钉不死他们,她也懒得和他们继续打嘴皮子官司。
她有另外更要紧的事要确认。
那个“家属”,她冷眼观察了这么久,大概有眉目是谁了。
一定不是楚志刚。
他的震惊,痛苦和后悔都是真实的。
正因为胡乱相信谣言,对楚星差点动粗,他心中有愧,所以一向宠爱的楚月会被他吼,楚向阳会被他用皮带抽。
华国式父亲,错了,永远都不可能道歉。
那些维护,那些吼,那些落下的皮带,就是他的歉意。
应该也不是楚母。
如果是她,她根本不用演戏。
在这个家里,看着是楚志刚说了算。
但,实际上,大老粗工人出身的楚志刚,对他这个文化人教师爱人,是又爱又敬。
楚母只要叹息一句,都是为了星星好。
楚父那么爱面子的人,只会轻易就被说服洗脑了。
所以,她的眼泪也不可能是演的,她没必要。
当然,也不可能是林子乔。
并不是说楚星相信他有人性。
而是楚星相信,他最爱的,始终都是他自己。
作为机关里的军官,他根本不可能冒险去说那种毫无人性,甚至可以算是支持买卖人口的言论。
如果是他的建议,一旦被反馈到了部队,他的整个军旅生涯,就彻底完蛋了。
何况,还有个更根本的逻辑。
海淀派出所的同志,应部队的邀请,去找她家人走访。
绝对不可能放着她家的血亲不管,去问一个还没结婚的“未婚夫”的意见。
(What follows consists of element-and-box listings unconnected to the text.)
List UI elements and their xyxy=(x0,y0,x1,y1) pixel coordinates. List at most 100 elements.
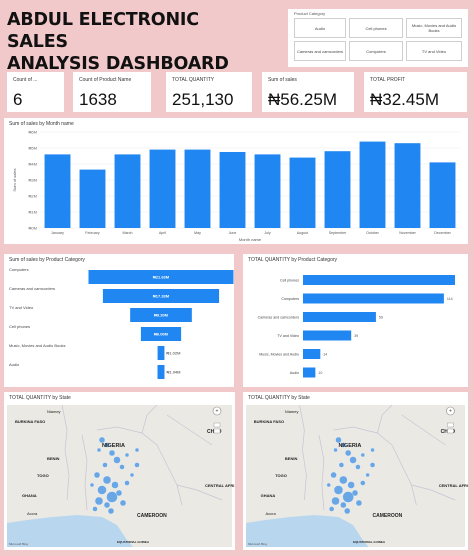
qty-bar xyxy=(303,293,444,304)
map-bubble xyxy=(344,507,351,515)
qty-category-label: Music, Movies and Audio xyxy=(259,353,299,357)
map-border xyxy=(61,404,70,501)
map-bubble xyxy=(370,447,375,453)
funnel-data-label: ₦21.63M xyxy=(153,275,170,280)
funnel-category-label: Music, Movies and Audio Books xyxy=(9,343,65,348)
map-place-label: NIGERIA xyxy=(338,443,361,449)
y-tick-label: ₦1M xyxy=(29,210,37,215)
qty-bar xyxy=(303,367,316,378)
map-place-label: GHANA xyxy=(261,493,276,498)
kpi-value: ₦56.25M xyxy=(268,90,337,109)
qty-bar xyxy=(303,349,321,359)
map-bubble xyxy=(360,452,365,458)
qty-data-label: 114 xyxy=(447,297,453,301)
map-bubble xyxy=(331,496,340,506)
funnel-bar xyxy=(140,327,182,341)
bar-may xyxy=(184,149,211,228)
map-border xyxy=(176,484,223,501)
slicer-option-tv-video[interactable]: TV and Video xyxy=(406,41,462,61)
map-bubble xyxy=(115,489,123,497)
kpi-label: TOTAL QUANTITY xyxy=(172,77,215,83)
slicer-option-audio[interactable]: Audio xyxy=(294,18,346,38)
map-bubble xyxy=(340,442,346,448)
map-place-label: BENIN xyxy=(285,456,298,461)
slicer-option-music-movies[interactable]: Music, Movies and Audio Books xyxy=(406,18,462,38)
bar-july xyxy=(254,154,281,228)
map-bubble xyxy=(330,471,337,479)
map-place-label: CAMEROON xyxy=(373,513,403,519)
bar-december xyxy=(429,162,456,228)
map-bubble xyxy=(119,499,127,507)
map-bubble xyxy=(369,462,376,468)
map-border xyxy=(156,444,183,506)
kpi-label: Sum of sales xyxy=(268,77,297,83)
chart-title: Sum of sales by Product Category xyxy=(9,257,85,263)
map-bubble xyxy=(96,447,102,453)
x-tick-label: February xyxy=(85,231,100,235)
map-border xyxy=(411,484,456,501)
map-border xyxy=(377,404,393,434)
x-tick-label: December xyxy=(434,231,451,235)
map-place-label: CENTRAL AFRI REPU xyxy=(439,483,468,488)
map-bubble xyxy=(134,447,140,453)
chart-sales-by-category: Sum of sales by Product Category Compute… xyxy=(4,254,234,387)
funnel-bar xyxy=(102,289,220,303)
qty-category-label: Audio xyxy=(290,371,299,375)
funnel-data-label: ₦1.02M xyxy=(166,351,180,356)
map-place-label: EQUATORIAL GUINEA xyxy=(117,540,150,544)
kpi-value: 1638 xyxy=(79,90,117,109)
map-border xyxy=(401,414,446,446)
map-border xyxy=(81,434,88,511)
map-border xyxy=(141,404,158,434)
map-place-label: Niamey xyxy=(285,409,299,414)
slicer-option-cameras[interactable]: Cameras and camcorders xyxy=(294,41,346,61)
map-bubble xyxy=(113,456,121,464)
map-bubble xyxy=(335,436,342,444)
bar-april xyxy=(149,149,176,228)
bar-september xyxy=(324,151,351,228)
x-axis-label: Month name xyxy=(239,237,262,242)
slicer-option-computers[interactable]: Computers xyxy=(349,41,403,61)
map-bubble xyxy=(345,449,352,457)
map-attribution: Microsoft Bing xyxy=(248,542,267,546)
map-bubble xyxy=(338,462,345,468)
title-line-2: ANALYSIS DASHBOARD xyxy=(7,54,229,74)
funnel-category-label: Audio xyxy=(9,362,20,367)
funnel-category-label: Computers xyxy=(9,267,29,272)
map-bubble xyxy=(103,501,111,509)
map-bubble xyxy=(89,482,95,488)
map-place-label: Accra xyxy=(27,511,38,516)
map-place-label: EQUATORIAL GUINEA xyxy=(353,540,386,544)
kpi-value: ₦32.45M xyxy=(370,90,439,109)
map-bubble xyxy=(360,480,366,486)
map-place-label: GHANA xyxy=(22,493,37,498)
bar-june xyxy=(219,152,246,228)
slicer-option-cell-phones[interactable]: Cell phones xyxy=(349,18,403,38)
funnel-category-label: Cameras and camcorders xyxy=(9,286,55,291)
qty-category-label: Computers xyxy=(281,297,299,301)
kpi-card-total-quantity: TOTAL QUANTITY 251,130 xyxy=(166,72,252,112)
zoom-in-icon xyxy=(213,422,221,428)
map-place-label: Accra xyxy=(265,511,276,516)
slicer-title: Product Category xyxy=(294,11,326,16)
map-bubble xyxy=(342,491,354,503)
y-tick-label: ₦2M xyxy=(29,194,37,199)
map-quantity-by-state-2: TOTAL QUANTITY by State Niamey BURKINA FA… xyxy=(243,392,468,550)
map-bubble xyxy=(106,491,118,503)
x-tick-label: July xyxy=(264,231,271,235)
kpi-card-sum-sales: Sum of sales ₦56.25M xyxy=(262,72,354,112)
map-bubble xyxy=(124,480,130,486)
map-border xyxy=(299,404,307,501)
funnel-bar xyxy=(157,346,165,360)
zoom-out-icon xyxy=(447,428,454,434)
qty-category-label: Cell phones xyxy=(280,279,299,283)
map-border xyxy=(166,414,213,446)
map-title: TOTAL QUANTITY by State xyxy=(9,395,71,401)
y-axis-label: Sum of sales xyxy=(12,168,17,191)
funnel-data-label: ₦9.20M xyxy=(154,313,169,318)
x-tick-label: March xyxy=(123,231,133,235)
qty-data-label: 10 xyxy=(318,371,322,375)
kpi-label: TOTAL PROFIT xyxy=(370,77,406,83)
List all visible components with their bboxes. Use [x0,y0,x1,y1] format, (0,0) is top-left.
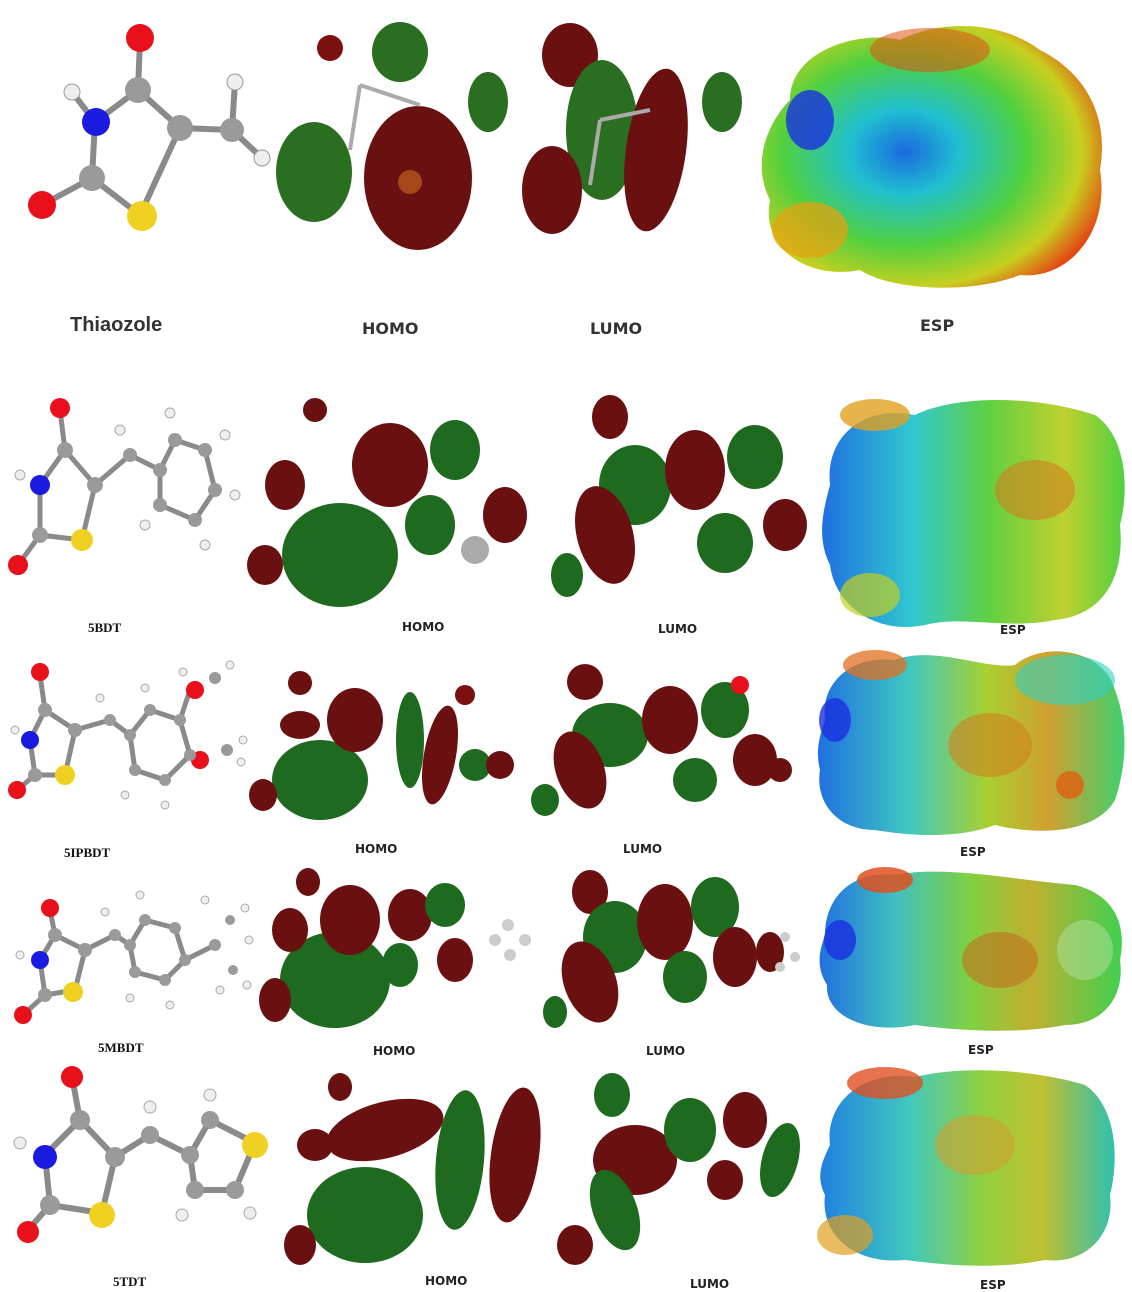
molecule-structure-thiazole [10,10,280,250]
homo-orbital-5tdt [275,1065,555,1275]
lumo-label: LUMO [646,1044,686,1058]
lumo-orbital-5bdt [545,395,815,610]
homo-label: HOMO [402,620,445,634]
homo-orbital-5bdt [240,395,550,615]
esp-label: ESP [968,1043,994,1057]
esp-map-thiazole [750,10,1120,300]
molecule-label: 5TDT [113,1274,147,1289]
homo-orbital-thiazole [270,10,520,260]
esp-map-5mbdt [815,865,1130,1040]
lumo-label: LUMO [690,1277,730,1291]
lumo-orbital-5ipbdt [530,660,800,830]
molecule-label: 5IPBDT [64,845,111,860]
esp-map-5tdt [815,1065,1120,1270]
esp-map-5bdt [815,395,1130,630]
lumo-orbital-thiazole [510,10,760,260]
molecule-structure-5bdt [8,395,241,585]
molecule-label: 5BDT [88,620,122,635]
lumo-label: LUMO [623,842,663,856]
lumo-label: LUMO [658,622,698,636]
homo-orbital-5mbdt [250,860,550,1035]
molecule-structure-5ipbdt [5,650,250,825]
homo-label: HOMO [362,319,419,338]
esp-label: ESP [960,845,986,859]
molecule-structure-5tdt [10,1065,280,1245]
lumo-label: LUMO [590,319,643,338]
homo-label: HOMO [425,1274,468,1288]
homo-orbital-5ipbdt [245,665,540,825]
esp-label: ESP [920,316,955,335]
molecule-structure-5mbdt [5,860,255,1030]
molecule-label: Thiaozole [70,314,163,336]
lumo-orbital-5tdt [550,1065,820,1275]
esp-label: ESP [1000,623,1026,637]
molecule-label: 5MBDT [98,1040,144,1055]
esp-map-5ipbdt [815,640,1130,840]
homo-label: HOMO [373,1044,416,1058]
lumo-orbital-5mbdt [540,862,810,1037]
esp-label: ESP [980,1278,1006,1292]
homo-label: HOMO [355,842,398,856]
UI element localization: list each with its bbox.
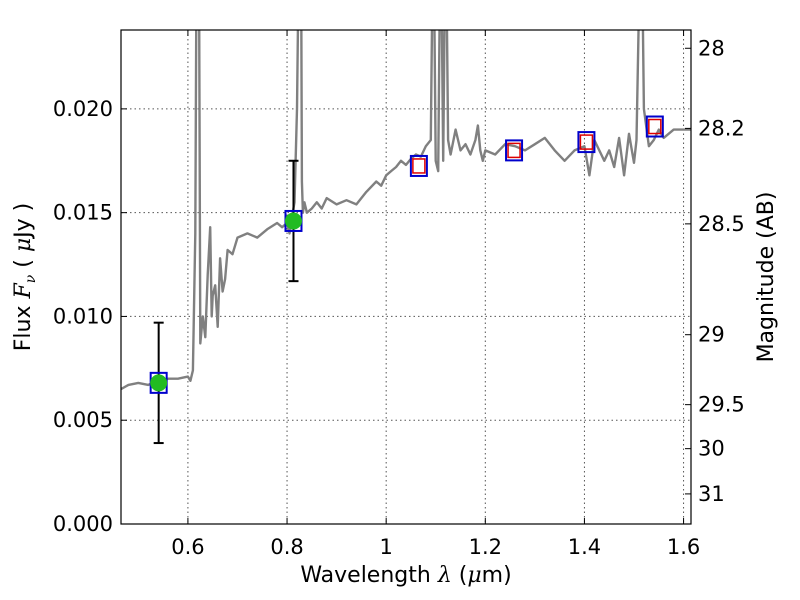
- y-axis-label: Flux Fν ( μJy ): [11, 203, 39, 352]
- y-tick-label: 0.005: [53, 408, 113, 432]
- y2-tick-label: 28.5: [698, 212, 745, 236]
- x-tick-label: 0.8: [270, 535, 303, 559]
- y2-tick-label: 31: [698, 482, 725, 506]
- photometry-markers: [149, 115, 664, 445]
- y-tick-label: 0.015: [53, 201, 113, 225]
- y2-tick-label: 29: [698, 323, 725, 347]
- y2-tick-label: 30: [698, 437, 725, 461]
- observed-point: [150, 374, 168, 392]
- predicted-box: [409, 154, 428, 177]
- predicted-inner-box: [648, 118, 662, 135]
- y-tick-label: 0.020: [53, 97, 113, 121]
- x-tick-label: 1.2: [469, 535, 502, 559]
- predicted-box: [505, 139, 524, 162]
- observed-point: [284, 212, 302, 230]
- predicted-box: [577, 131, 596, 154]
- plot-frame: [120, 29, 692, 525]
- x-tick-label: 1.6: [667, 535, 700, 559]
- axis-ticks: 0.6 0.8 1 1.2 1.4 1.6 0.000 0.005 0.010 0.015 0.02…: [53, 30, 745, 559]
- model-spectrum: [121, 30, 691, 391]
- predicted-inner-box: [507, 142, 521, 159]
- y-tick-label: 0.000: [53, 512, 113, 536]
- x-axis-label: Wavelength λ (μm): [300, 563, 511, 588]
- x-tick-label: 1.4: [568, 535, 601, 559]
- y-tick-label: 0.010: [53, 304, 113, 328]
- grid-lines: [121, 30, 691, 524]
- y2-axis-label: Magnitude (AB): [754, 192, 779, 363]
- predicted-box: [645, 115, 664, 138]
- y2-tick-label: 28: [698, 36, 725, 60]
- x-tick-label: 0.6: [171, 535, 204, 559]
- predicted-inner-box: [579, 134, 594, 150]
- predicted-inner-box: [412, 158, 426, 174]
- spectrum-line: [121, 30, 691, 391]
- x-tick-label: 1: [379, 535, 392, 559]
- y2-tick-label: 28.2: [698, 116, 745, 140]
- y2-tick-label: 29.5: [698, 393, 745, 417]
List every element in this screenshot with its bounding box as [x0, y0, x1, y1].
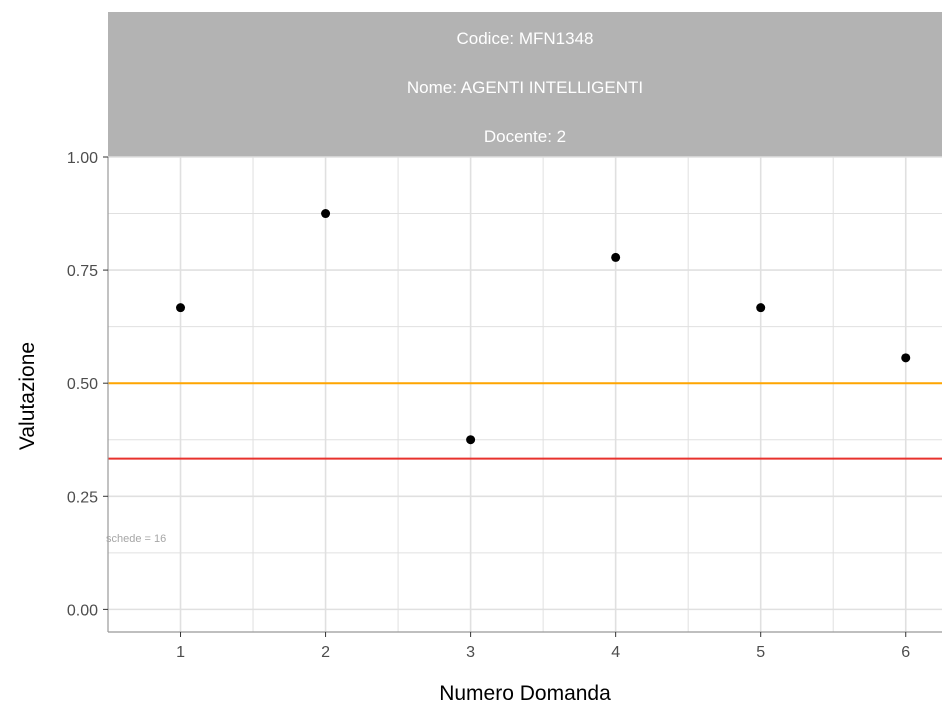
strip-label-name: Nome: AGENTI INTELLIGENTI [407, 78, 643, 97]
data-points [176, 209, 911, 445]
data-point [611, 252, 621, 262]
annotation-schede: schede = 16 [106, 533, 166, 545]
data-point [756, 303, 766, 313]
y-tick-label: 1.00 [67, 150, 98, 167]
data-point [321, 209, 331, 219]
axes [103, 156, 942, 637]
x-tick-label: 2 [321, 644, 330, 661]
y-tick-label: 0.00 [67, 602, 98, 619]
x-axis-title: Numero Domanda [439, 682, 611, 705]
y-tick-label: 0.25 [67, 489, 98, 506]
x-tick-label: 3 [466, 644, 475, 661]
reference-lines [108, 382, 942, 460]
minor-gridlines [108, 157, 942, 632]
y-tick-label: 0.50 [67, 376, 98, 393]
data-point [466, 435, 476, 445]
x-tick-label: 1 [176, 644, 185, 661]
x-tick-label: 5 [756, 644, 765, 661]
facet-strip [108, 12, 942, 157]
tick-labels: 1 2 3 4 5 6 0.00 0.25 0.50 0.75 1.00 [67, 150, 910, 661]
data-point [901, 353, 911, 363]
data-point [176, 303, 186, 313]
y-axis-title: Valutazione [16, 342, 39, 450]
y-tick-label: 0.75 [67, 263, 98, 280]
x-tick-label: 6 [901, 644, 910, 661]
strip-label-code: Codice: MFN1348 [456, 29, 593, 48]
strip-label-teacher: Docente: 2 [484, 127, 566, 146]
x-tick-label: 4 [611, 644, 620, 661]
还将这意见,正式反馈给了军队的陆营长……
楚星盯着楚月,楚向阳,忽然一笑,说:“你问我笑什么?我是在笑,楚月有这么多爱着她,生怕她受一点委屈的好家人。”
“我却有个好家属!在我被人敲了闷棍,拐卖到云省,天幸被部队救了后,跟部队请来的海淀公安同志和妇联同志说,让我留在云省,留在拐子家,不要回来给他们丢人现眼!”
楚志刚震惊抬头,他的目光,挨着家人一个个看过去。
周秀兰正在剁肉的手猛然停了。
“拐卖?”林子乔的声音极轻。
他一直溢彩流光的桃花眼,似乎都呆滞了。
这是他从没想过的可能。
他竟然有些茫然,无法消化。
楚月正忙着帮妈妈将剁好的肉馅装起来,又去拿了两个蛋,把韭菜和蛋都放入肉馅,放上佐料,用力搅拌。
楚志刚的目光狐疑地看看儿子,又看看女儿。
楚向阳猛然跳了起来:“我也是为你好,为这个家好!你回来干什么?回来让我们楚家上上下下被人戳脊梁骨?”
“被人家说私奔,已经够难听了。但好歹那是你自愿的,说不定选的对象不错。大家也最多当成桃色纠纷说说。”
“可你被拐卖了!这话要是落到王妈那几个长舌妇嘴里,会说你是破鞋,说你不知道被多少人糟蹋了,说你……”
“楚向阳!”一声暴吼炸响,皮带劈头盖脸地向他打过来。
这下,楚向阳赶紧闭上嘴,疯狂逃窜。
楚志刚拿着皮带,疯狂追击:“我打死你这个没人性的玩意儿,我楚志刚一辈子重情重义,怎么就生下你这么冷血的东西!”
“星星她是你妹妹呀。”楚志刚老泪横摔。